Yoneda joined IBJ in 1981 after graduating from Waseda University, a name-brand private college in Tokyo. The bank sent him to Tufts University's Fletcher School of Law and Diplomacy in Medford, Mass., for a graduate degree.
According to his friend Motoyasu Yukawa, a manager at IBJ, Yoneda was considered a rising star, but some of his efforts were frustrated. In the late 1980s he worked hard on a plan to have IBJ introduce a retail charge card, a bold step for a staid institution. But a rival bank objected, threatening to cancel a business partnership. In the cozy world of Japanese banking, going it alone has not been an option.
Mr. Yukawa says that Yoneda frequently talked about getting out. "He wanted to be a real coordinator, to be really doing international business. Many people asked, 'Why, what is your complaint?' " Yukawa recalls. "No one understood him." Yoneda was the first to depart the bank from the batch of recruits who joined in 1981; only Yoneda has started his own firm.
That company, Global Link Associates, has its small offices in a district populated by foreign bankers and businessmen - at lunchtime you might think you were in New York or Frankfurt. Yoneda and other investors have raised a small venture-capital fund, worth $6 million.
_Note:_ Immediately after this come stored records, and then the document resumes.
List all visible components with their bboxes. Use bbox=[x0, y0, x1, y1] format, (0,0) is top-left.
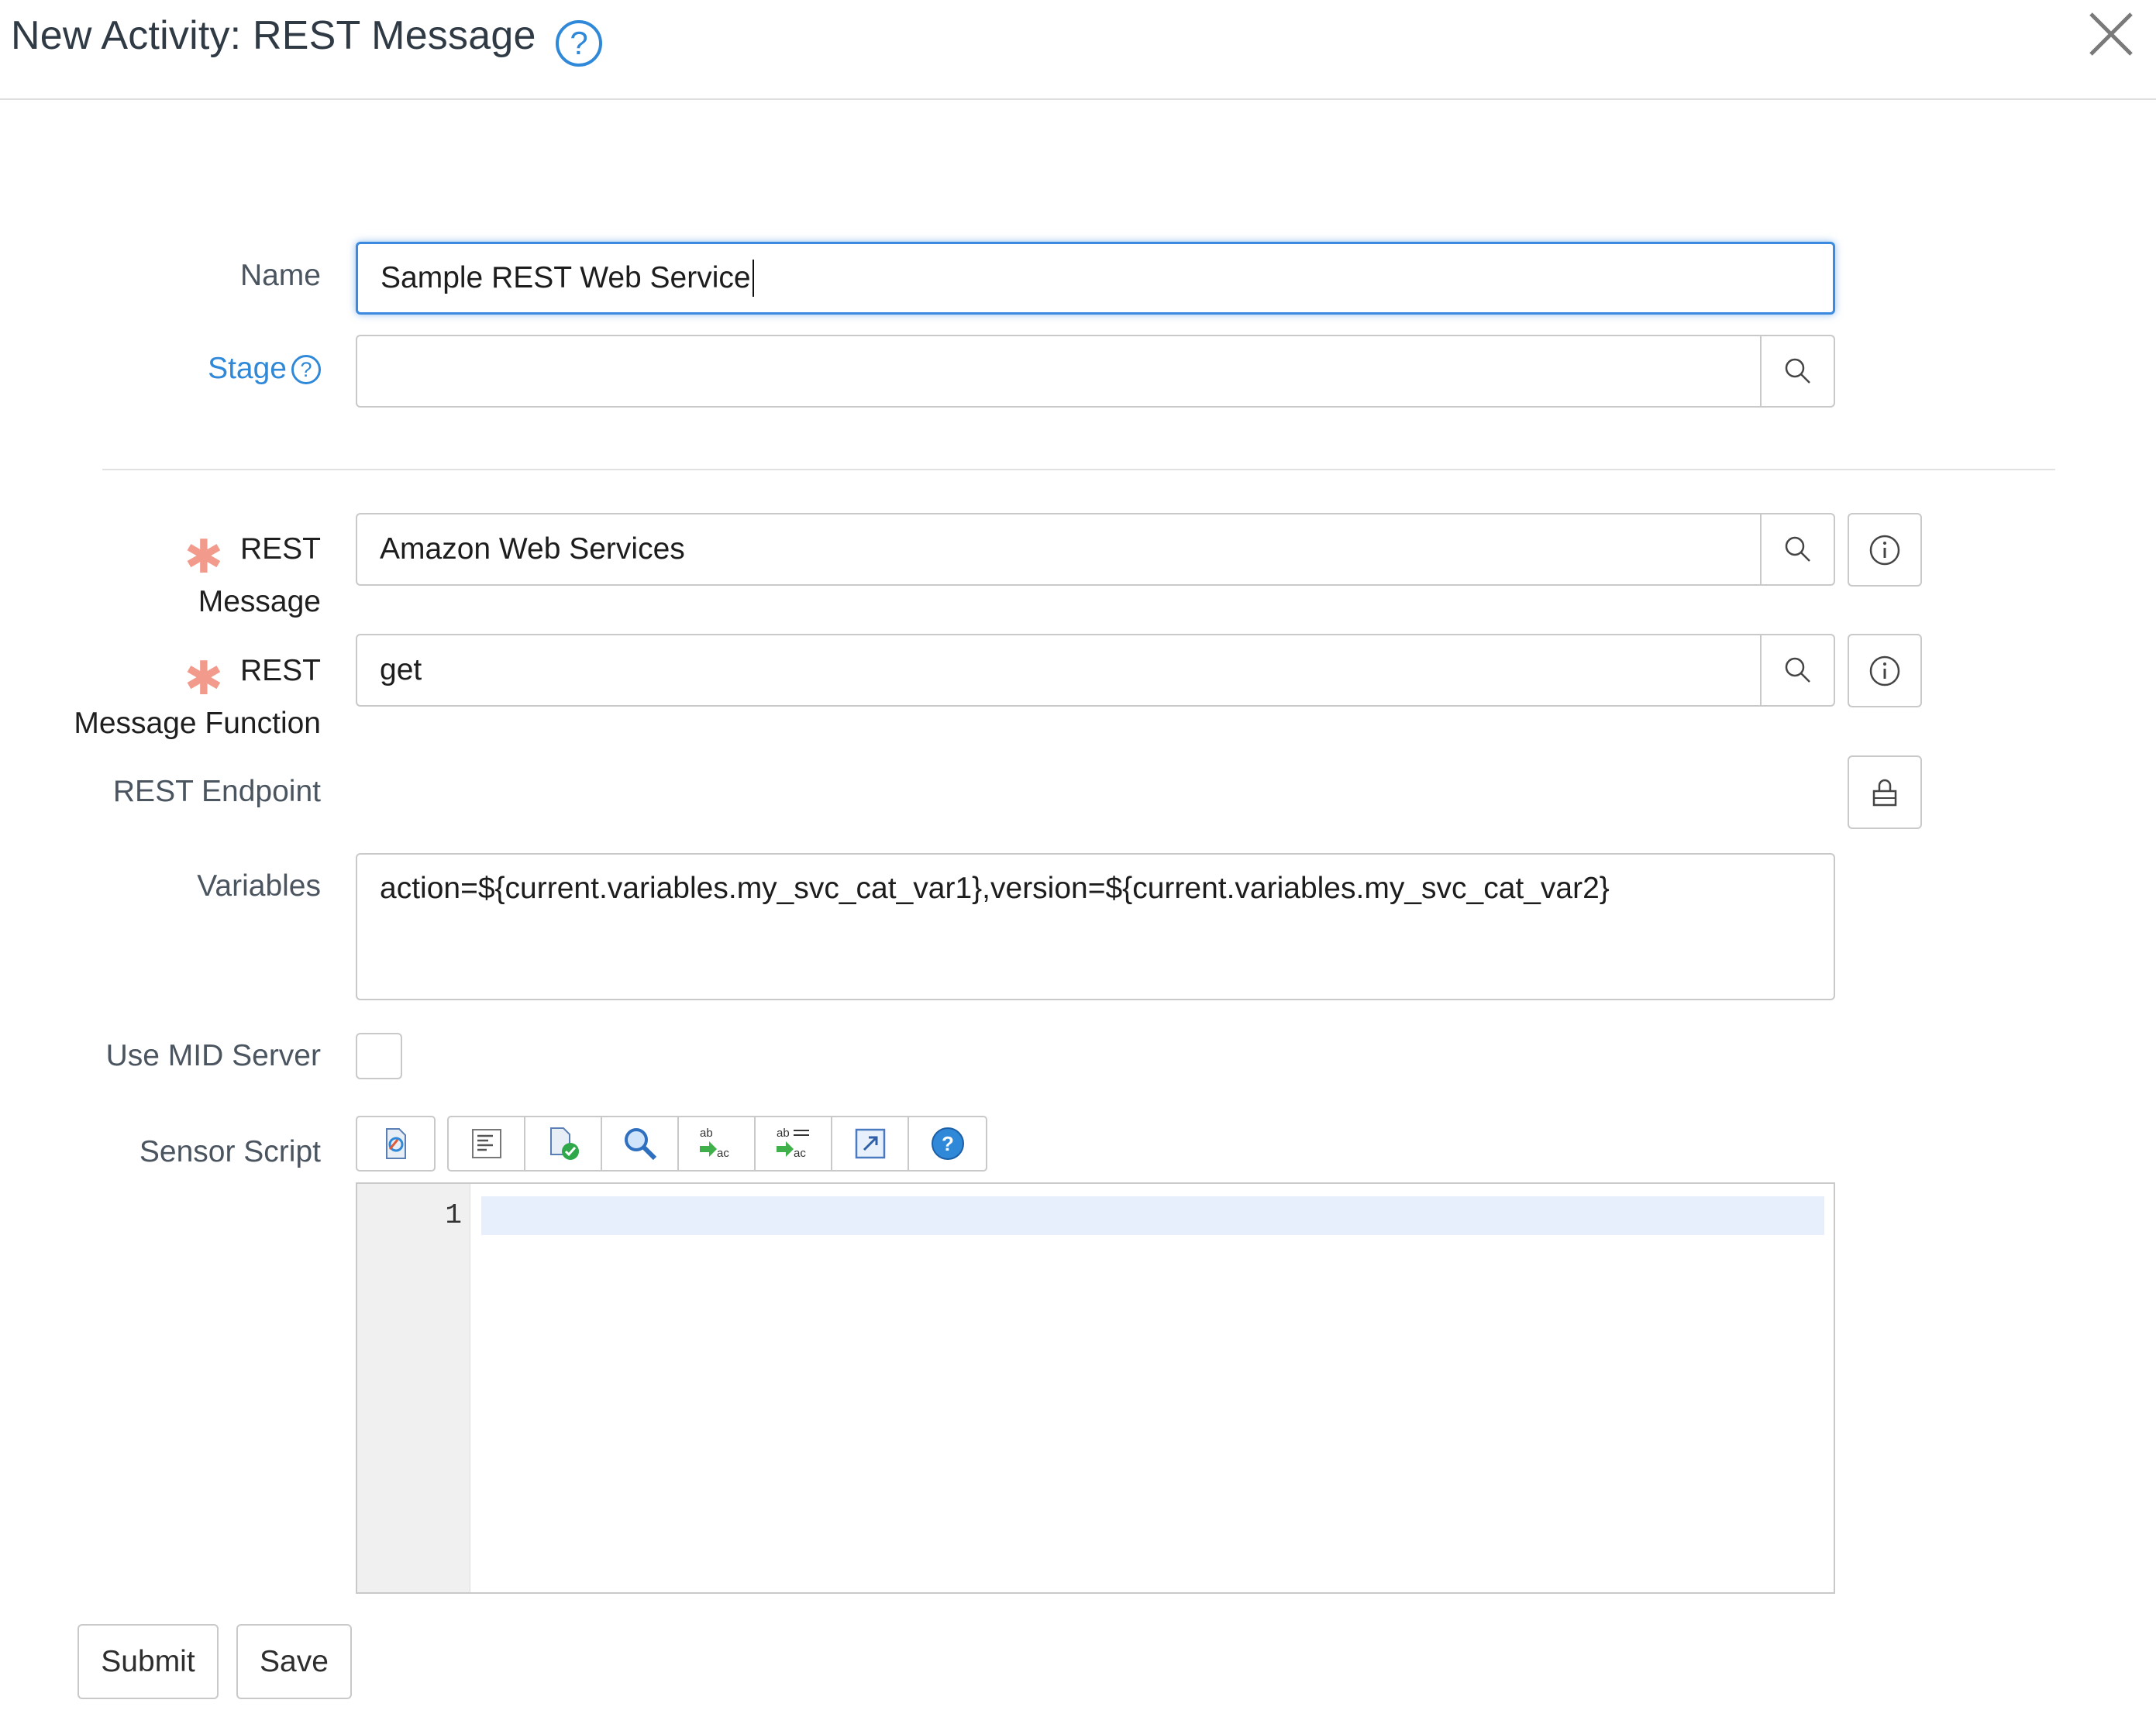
stage-lookup-button[interactable] bbox=[1760, 336, 1834, 406]
script-editor[interactable]: 1 bbox=[356, 1182, 1835, 1594]
rest-message-function-input[interactable]: get bbox=[356, 634, 1835, 707]
svg-text:ac: ac bbox=[717, 1147, 729, 1160]
rest-endpoint-label: REST Endpoint bbox=[112, 775, 321, 808]
rest-message-function-info-button[interactable] bbox=[1848, 634, 1922, 707]
replace-all-icon[interactable]: ab ac bbox=[756, 1117, 832, 1170]
submit-button[interactable]: Submit bbox=[77, 1624, 219, 1699]
stage-label-text[interactable]: Stage bbox=[208, 352, 287, 385]
variables-textarea[interactable]: action=${current.variables.my_svc_cat_va… bbox=[356, 853, 1835, 1000]
question-circle-icon[interactable]: ? bbox=[291, 355, 321, 384]
use-mid-server-checkbox[interactable] bbox=[356, 1033, 402, 1079]
replace-icon[interactable]: ab ac bbox=[679, 1117, 756, 1170]
rest-message-function-label: ✱ REST Message Function bbox=[74, 649, 321, 746]
svg-text:?: ? bbox=[942, 1132, 954, 1155]
help-glyph: ? bbox=[931, 1127, 964, 1160]
search-glyph bbox=[624, 1128, 656, 1161]
search-icon bbox=[1785, 657, 1810, 683]
required-icon: ✱ bbox=[184, 652, 223, 704]
text-cursor bbox=[752, 260, 754, 297]
svg-text:ab: ab bbox=[777, 1127, 790, 1140]
replace-all-glyph: ab ac bbox=[776, 1127, 809, 1160]
section-divider bbox=[102, 469, 2055, 470]
dialog-header: New Activity: REST Message ? bbox=[0, 0, 2156, 100]
rest-message-lookup-button[interactable] bbox=[1760, 514, 1834, 584]
rest-message-function-label-line2: Message Function bbox=[74, 707, 321, 740]
rest-message-function-label-line1: REST bbox=[239, 654, 321, 687]
toggle-syntax-icon[interactable] bbox=[357, 1117, 434, 1170]
help-icon[interactable]: ? bbox=[909, 1117, 986, 1170]
dialog-title: New Activity: REST Message bbox=[11, 13, 536, 58]
format-code-glyph bbox=[471, 1129, 501, 1158]
replace-glyph: ab ac bbox=[699, 1127, 729, 1160]
stage-label[interactable]: Stage? bbox=[208, 352, 321, 386]
search-icon bbox=[1785, 358, 1810, 384]
rest-endpoint-lock-button[interactable] bbox=[1848, 755, 1922, 829]
rest-message-label-line1: REST bbox=[239, 532, 321, 566]
required-icon: ✱ bbox=[184, 531, 223, 583]
svg-text:ac: ac bbox=[794, 1147, 806, 1160]
info-icon bbox=[1869, 535, 1900, 565]
toggle-syntax-glyph bbox=[385, 1128, 406, 1159]
search-icon[interactable] bbox=[602, 1117, 679, 1170]
check-syntax-icon[interactable] bbox=[525, 1117, 602, 1170]
check-syntax-glyph bbox=[549, 1127, 579, 1160]
rest-message-label: ✱ REST Message bbox=[184, 527, 321, 625]
lock-icon bbox=[1872, 779, 1897, 806]
rest-message-function-value: get bbox=[380, 653, 422, 686]
rest-message-function-lookup-button[interactable] bbox=[1760, 635, 1834, 705]
close-icon[interactable] bbox=[2088, 11, 2134, 57]
search-icon bbox=[1785, 536, 1810, 562]
rest-message-info-button[interactable] bbox=[1848, 513, 1922, 587]
fullscreen-glyph bbox=[855, 1128, 885, 1159]
name-value: Sample REST Web Service bbox=[381, 261, 751, 294]
stage-input[interactable] bbox=[356, 335, 1835, 408]
script-toolbar: ab ac ab ac ? bbox=[447, 1116, 987, 1172]
line-number: 1 bbox=[445, 1199, 462, 1231]
format-code-icon[interactable] bbox=[449, 1117, 525, 1170]
active-line-highlight bbox=[481, 1196, 1824, 1235]
script-toolbar-toggle-group bbox=[356, 1116, 436, 1172]
fullscreen-icon[interactable] bbox=[832, 1117, 909, 1170]
save-button[interactable]: Save bbox=[236, 1624, 352, 1699]
name-input[interactable]: Sample REST Web Service bbox=[356, 242, 1835, 315]
sensor-script-label: Sensor Script bbox=[139, 1135, 321, 1168]
rest-message-value: Amazon Web Services bbox=[380, 532, 685, 566]
rest-message-label-line2: Message bbox=[198, 585, 321, 618]
info-icon bbox=[1869, 655, 1900, 686]
use-mid-server-label: Use MID Server bbox=[105, 1039, 321, 1072]
question-circle-icon[interactable]: ? bbox=[556, 20, 602, 67]
rest-message-input[interactable]: Amazon Web Services bbox=[356, 513, 1835, 586]
name-label: Name bbox=[239, 259, 321, 292]
svg-text:ab: ab bbox=[700, 1127, 713, 1140]
editor-gutter: 1 bbox=[357, 1184, 470, 1592]
variables-label: Variables bbox=[197, 869, 321, 903]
He's also functioned as a private banker for wealthy individuals and is now trying to encourage investors and fund managers to put their money directly into companies rather than going through a stock market.
All three activities are standard in Europe and the United States, but rank as innovations in the time-warp world of Japanese finance.
In the meantime, Yoneda says he's paid off the loans he took to start the firm and is paying himself 20 million yen a year. That salary translates to $140,000, perhaps not top dollar in the world of finance, but Yukawa says it's more than Yoneda's peers at IBJ are making. They've just taken a pay cut, a reflection of the bank's sagging stock price, portfolio full of bad loans, and dim prospects - a set of circumstances that affects most Japanese banks.
Will any Japanese banks survive?
Today, with increased foreign competition due to deregulation, some analysts wonder just how many of Japan's big banks will last.
"In this new global financial game, can any Japanese financial institution survive?" asks Kenichi Ohmae, a widely published author and management expert. "The answer, as far as I know, and I've been one of the best consultants in this field, is zero. Because [the banks] are almost like overprotected children."
Yoneda has good things to say about the efficiency and creativity shown by Japan's big manufacturing companies, some of which are prospering despite years of stagnation and huge currency fluctuations. But as for the service and financial industries, he adds: "Can you say they're efficient? No way. Can you say they're creative? No way.
"Japan has to go through major reforms in these areas, and I hope I'll be a catalyst."